The research team followed 39,315 U.S. female health professionals with an average age of 54 who were taking part in the Women’s Health Study. Every two to three years, the study participants reported the physical activities they’d engaged in during the past years — including walking or hiking, jogging, running, biking, doing aerobic exercise/aerobic dance, using exercise machines, playing tennis, swimming, or doing yoga. The women also reported how fast they tended to walk — whether their walking pace was casual (about 2 mph), normal (2.9 mph), brisk (3.9 mph) or very brisk (4 mph).
At the end of the study, the researchers found that women who were the most active in their leisure time activities were 17 percent less likely to have any type of stroke compared to the least-active women.

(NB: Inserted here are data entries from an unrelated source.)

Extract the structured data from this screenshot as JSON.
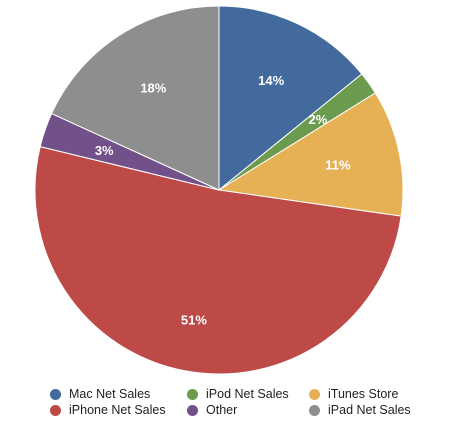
{
  "chart_data": {
    "type": "pie",
    "title": "",
    "slices": [
      {
        "name": "Mac Net Sales",
        "value": 14,
        "label": "14%",
        "color": "#436a9d"
      },
      {
        "name": "iPod Net Sales",
        "value": 2,
        "label": "2%",
        "color": "#6a9b4e"
      },
      {
        "name": "iTunes Store",
        "value": 11,
        "label": "11%",
        "color": "#e6b055"
      },
      {
        "name": "iPhone Net Sales",
        "value": 51,
        "label": "51%",
        "color": "#bd4a47"
      },
      {
        "name": "Other",
        "value": 3,
        "label": "3%",
        "color": "#725089"
      },
      {
        "name": "iPad Net Sales",
        "value": 18,
        "label": "18%",
        "color": "#8e8e8e"
      }
    ],
    "legend_position": "bottom"
  }
}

However, walking appeared to be an especially effective form of exercise when it came to preventing strokes.
Overall, compared to women who didn’t walk for exercise, the Harvard study found that women who usually walked at a brisk pace had a 37 percent lower risk of any type of stroke and those who walked two or more hours a week had a 30 percent lower risk of any type of stroke.
When the researchers looked at how many of the study participants had specific kinds of strokes, they found that those who usually walked at a brisk pace had a 25 percent lower risk of blood clot-caused strokes. Those who usually walked more than two hours weekly had a 21 percent lower risk of this type of ischemic stroke.

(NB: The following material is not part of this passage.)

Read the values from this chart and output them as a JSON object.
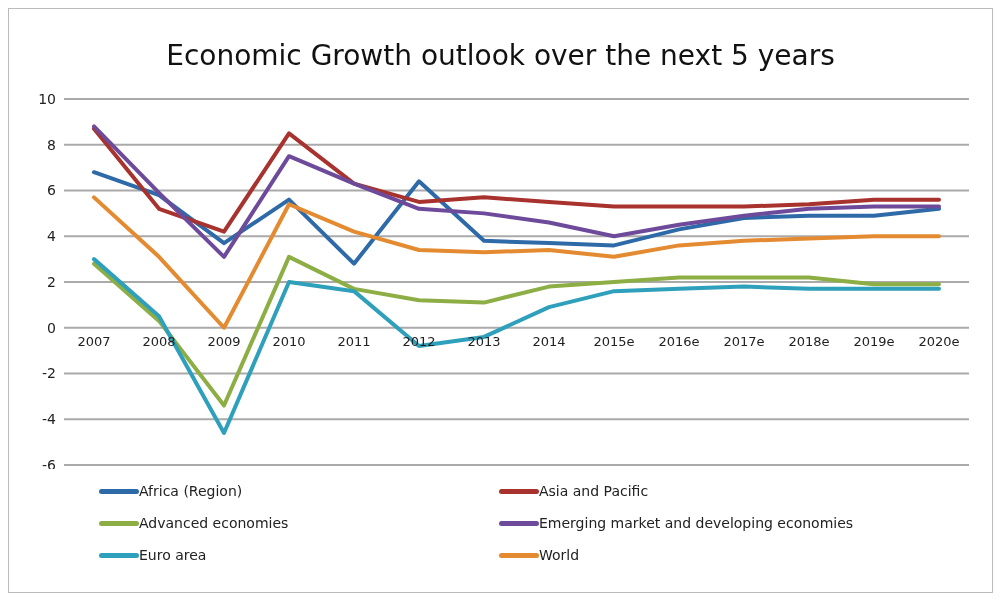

While those figures are significant, the results of walking on preventing hemorrhagic strokes turned out to be downright amazing. Women who typically walked briskly had a 68 percent lower risk of hemorrhagic stroke and those who walked two or more hours a week had a 57 percent lower risk of this type of bleeding stroke.
“Physical activity, including regular walking, is an important modifiable behavior for stroke prevention,” Sattelmair stated. “Physical activity is essential to promoting cardiovascular health and reducing risk of cardiovascular disease, and walking is one way of achieving physical activity.”
If you want to make sure you are walking at a brisk pace, Sattelmair said you can use a heart rate monitor or simply estimate with the so-called “talk test”. At a brisk pace, you should be able to talk but not able to sing. “If you cannot talk, slow down a bit. If you can sing, walk a bit faster,” he explained in the press statement.